ITIL導入、運用ができるツールを選ぼう

 サービスデスク導入の機運が最初に高まったのは運用管理の国際標準「ITIL」が日本に上陸した2003年以降のこと。当時からサービスデスクツールはITILに対応するベストプラクティスを製品自体に備えており、ITILベースの運用管理スタイルへの移行に大きな役目を果たした。

 ただし、移行を果たした企業でもITILがVer.3、2011版と変遷して、ビジネス視点でのITサービスが強調されるようになるにつれ、現状とのギャップを感じる企業は少なくないだろう。

 ITILの専門家によれば、「Ver.2が日本に紹介されてから多くの企業が導入をしてきたが、日本ではVer.2の導入からあまり時間がたたないうちにVer.3がリリースされたために、Ver.2と3はどのくらい違うのという問いに対して『内容は85%は同じ』と答えた人がいる。実はその差分の15%にこそ、今後のITライフサイクルマネジメントに関する重要事項が含まれているのにもかかわらず、日本では『大きく内容が変わらないのなら今のままで良い』とVer.3を学習したり導入をしたりする事にブレーキがかかってしまった歴史がある」と語る。

 現在のサービスデスクツールは、まさにビジネス価値を創造するためのツールとして変身してきており、残り15%を埋めるのにも、これからITILを導入するための入口としても、有用なものになっている。

 ただし、機能を限定して窓口業務の効率化に偏重したツールもサービスデスクツールとして市販されているので、ツールの本質をよく見極めたうえで、自社が求める将来の運用管理イメージにふさわしいツールを選びたい。

運用管理部門をコストセンターからプロフィットセンターに変革

 IT運用管理はコストセンターであって投資はできるだけ減らすべき、というのが昔からの1つの考え方だ。
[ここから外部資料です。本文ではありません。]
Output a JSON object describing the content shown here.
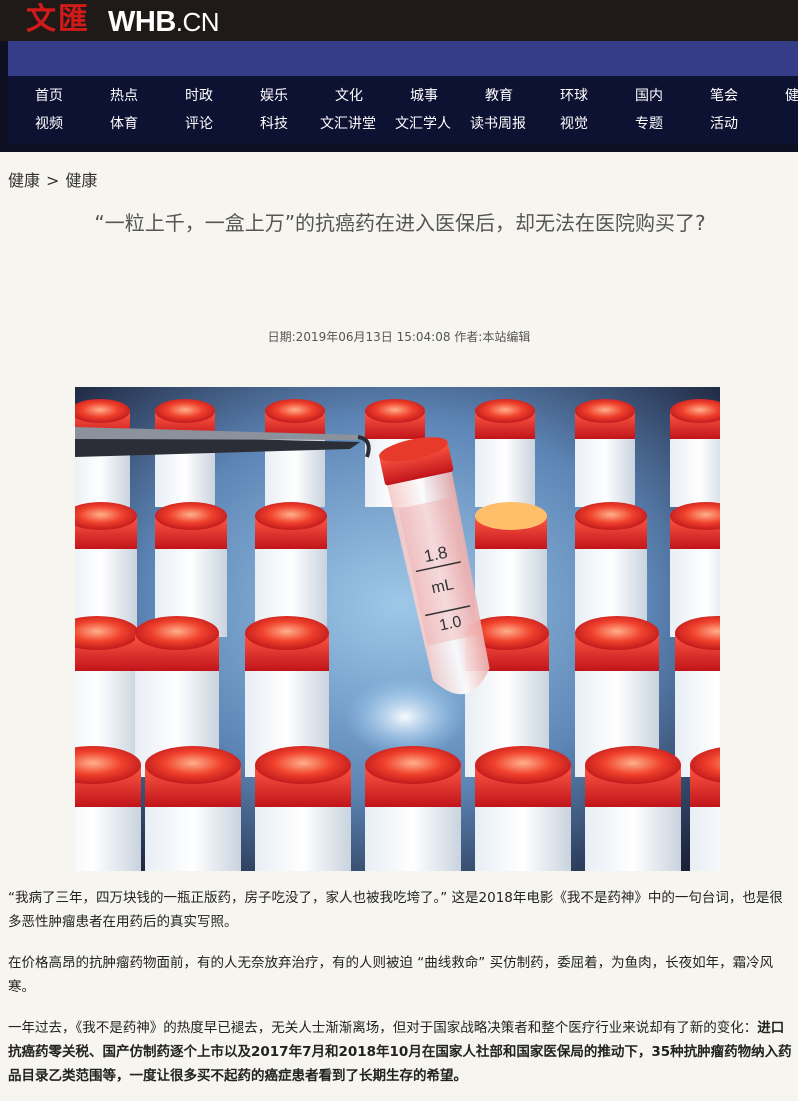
{
  "header": {
    "logo_cn": "文匯",
    "logo_en": "WHB",
    "logo_suffix": ".CN"
  },
  "nav": {
    "row1": [
      "首页",
      "热点",
      "时政",
      "娱乐",
      "文化",
      "城事",
      "教育",
      "环球",
      "国内",
      "笔会",
      "健"
    ],
    "row2": [
      "视频",
      "体育",
      "评论",
      "科技",
      "文汇讲堂",
      "文汇学人",
      "读书周报",
      "视觉",
      "专题",
      "活动"
    ]
  },
  "breadcrumb": {
    "first": "健康",
    "separator": ">",
    "second": "健康"
  },
  "article": {
    "title": "“一粒上千，一盒上万”的抗癌药在进入医保后，却无法在医院购买了?",
    "meta": "日期:2019年06月13日 15:04:08 作者:本站编辑",
    "image": {
      "tube_label_top": "1.8",
      "tube_label_unit": "mL",
      "tube_label_bottom": "1.0"
    },
    "p1": "“我病了三年，四万块钱的一瓶正版药，房子吃没了，家人也被我吃垮了。” 这是2018年电影《我不是药神》中的一句台词，也是很多恶性肿瘤患者在用药后的真实写照。",
    "p2": "在价格高昂的抗肿瘤药物面前，有的人无奈放弃治疗，有的人则被迫 “曲线救命” 买仿制药，委屈着，为鱼肉，长夜如年，霜冷风寒。",
    "p3_normal": "一年过去，《我不是药神》的热度早已褪去，无关人士渐渐离场，但对于国家战略决策者和整个医疗行业来说却有了新的变化：",
    "p3_bold": "进口抗癌药零关税、国产仿制药逐个上市以及2017年7月和2018年10月在国家人社部和国家医保局的推动下，35种抗肿瘤药物纳入药品目录乙类范围等，一度让很多买不起药的癌症患者看到了长期生存的希望。"
  },
  "colors": {
    "topbar": "#1f1a17",
    "bluebar": "#353d88",
    "nav_bg": "#0d1233",
    "logo_red": "#d11a1a",
    "page_bg": "#f7f5ef"
  }
}
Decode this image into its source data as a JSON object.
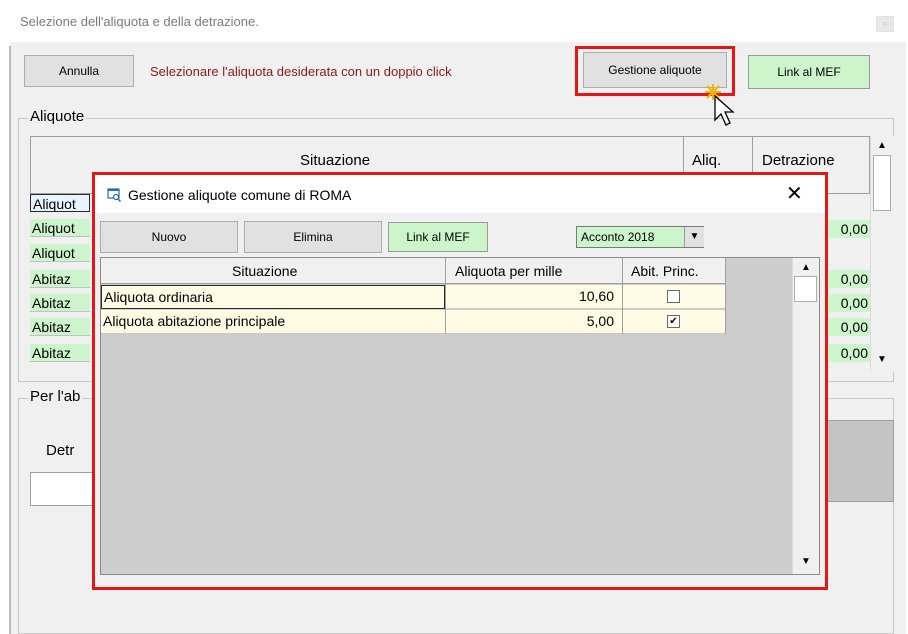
{
  "window": {
    "title": "Selezione dell'aliquota e della detrazione.",
    "close_symbol": "×"
  },
  "toolbar": {
    "annulla_label": "Annulla",
    "instruction": "Selezionare l'aliquota desiderata con un doppio click",
    "gestione_label": "Gestione aliquote",
    "link_mef_label": "Link al MEF"
  },
  "aliquote_section": {
    "label": "Aliquote",
    "columns": [
      "Situazione",
      "Aliq.",
      "Detrazione"
    ],
    "row_labels": [
      "Aliquot",
      "Aliquot",
      "Aliquot",
      "Abitaz",
      "Abitaz",
      "Abitaz",
      "Abitaz"
    ],
    "right_values": [
      "0,00",
      "0,00",
      "0,00",
      "0,00",
      "0,00"
    ]
  },
  "per_section": {
    "label": "Per l'ab",
    "detr_label": "Detr"
  },
  "dialog": {
    "title": "Gestione aliquote comune di ROMA",
    "close_symbol": "✕",
    "buttons": {
      "nuovo": "Nuovo",
      "elimina": "Elimina",
      "link_mef": "Link al MEF"
    },
    "period_select": "Acconto 2018",
    "columns": [
      "Situazione",
      "Aliquota per mille",
      "Abit. Princ."
    ],
    "rows": [
      {
        "situazione": "Aliquota ordinaria",
        "aliquota": "10,60",
        "abit_princ": false
      },
      {
        "situazione": "Aliquota abitazione principale",
        "aliquota": "5,00",
        "abit_princ": true
      }
    ],
    "checkmark": "✔"
  },
  "icons": {
    "dialog_icon": "magnifier-window-icon",
    "cursor": "mouse-pointer-icon"
  },
  "colors": {
    "highlight_red": "#e21818",
    "green_bg": "#ccf5cc",
    "instruction_red": "#8b1a1a",
    "row_yellow": "#fffbe5"
  }
}
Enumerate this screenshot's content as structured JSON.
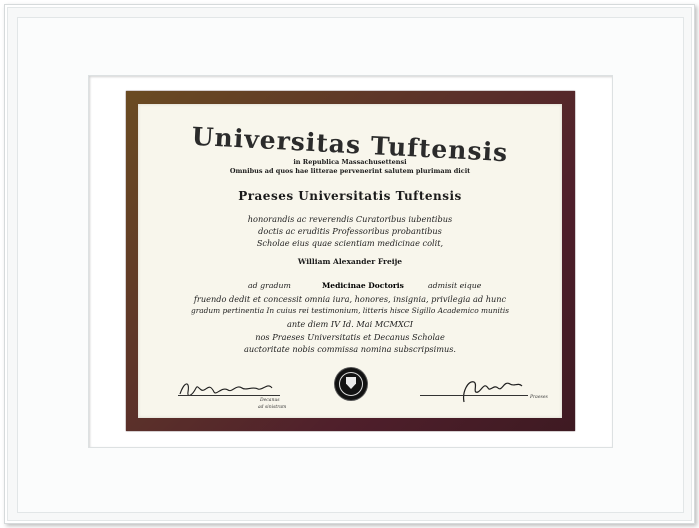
{
  "diploma": {
    "title": "Universitas Tuftensis",
    "subtitle": "in Republica Massachusettensi",
    "motto": "Omnibus ad quos hae litterae pervenerint salutem plurimam dicit",
    "praeses": "Praeses Universitatis Tuftensis",
    "lines": [
      "honorandis ac reverendis Curatoribus iubentibus",
      "doctis ac eruditis Professoribus probantibus",
      "Scholae eius quae scientiam medicinae colit,"
    ],
    "recipient": "William Alexander Freije",
    "ad_gradum": "ad gradum",
    "degree": "Medicinae Doctoris",
    "admisit": "admisit eique",
    "body_lines": [
      "fruendo dedit et concessit omnia iura, honores, insignia, privilegia ad hunc",
      "gradum pertinentia In cuius rei testimonium, litteris hisce Sigillo Academico munitis",
      "ante diem IV Id. Mai MCMXCI",
      "nos Praeses Universitatis et Decanus Scholae",
      "auctoritate nobis commissa nomina subscripsimus."
    ],
    "captions": {
      "left_1": "Decanus",
      "left_2": "ad sinistram",
      "right": "Praeses"
    }
  },
  "seal": {
    "icon": "university-seal"
  },
  "colors": {
    "frame": "#f7f8f8",
    "mat": "#ffffff",
    "border_band": "#5a2f2a",
    "paper": "#f8f6ec",
    "seal": "#121212"
  }
}
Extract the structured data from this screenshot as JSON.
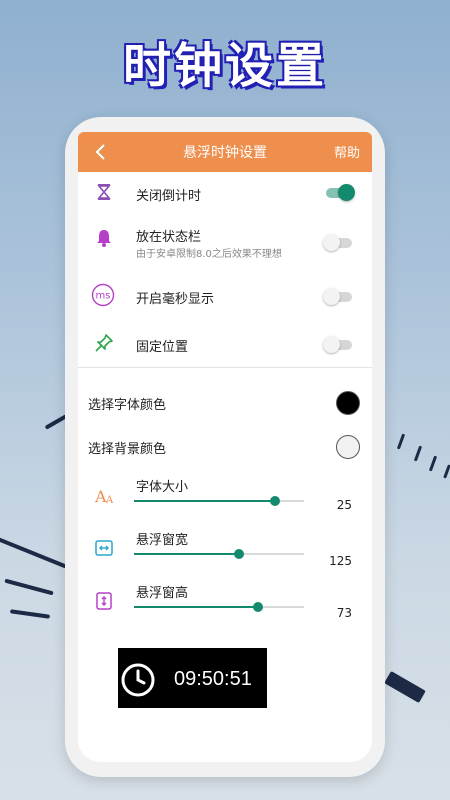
{
  "promo": {
    "title": "时钟设置"
  },
  "topbar": {
    "title": "悬浮时钟设置",
    "help": "帮助"
  },
  "toggles": [
    {
      "label": "关闭倒计时",
      "sub": "",
      "on": true,
      "icon": "hourglass-icon"
    },
    {
      "label": "放在状态栏",
      "sub": "由于安卓限制8.0之后效果不理想",
      "on": false,
      "icon": "bell-icon"
    },
    {
      "label": "开启毫秒显示",
      "sub": "",
      "on": false,
      "icon": "ms-icon",
      "icon_text": "ms"
    },
    {
      "label": "固定位置",
      "sub": "",
      "on": false,
      "icon": "pin-icon"
    }
  ],
  "colors": [
    {
      "label": "选择字体颜色",
      "color": "#000000"
    },
    {
      "label": "选择背景颜色",
      "color": "#f2f2f2"
    }
  ],
  "sliders": [
    {
      "label": "字体大小",
      "value": "25",
      "fraction": 0.83,
      "icon": "font-size-icon"
    },
    {
      "label": "悬浮窗宽",
      "value": "125",
      "fraction": 0.62,
      "icon": "width-icon"
    },
    {
      "label": "悬浮窗高",
      "value": "73",
      "fraction": 0.73,
      "icon": "height-icon"
    }
  ],
  "preview": {
    "time": "09:50:51"
  },
  "colors_theme": {
    "accent": "#ee8f4e",
    "switch_on": "#138a6e"
  }
}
サービスデスクツールを利用してもIT部門がラクになるだけでは、経営層や業務部門の了承はなかなか得られない。

 経営層と業務部門が納得できるだけの機能を備え、便利さが体感できるツールなら、稟議は通りやすくなるだろう。ビジネス上の価値を享受させる一方で、運用管理業務を省力化していけば、徐々にITIL対応などの運用管理体制を整備していく余裕も生まれてくるはずだ。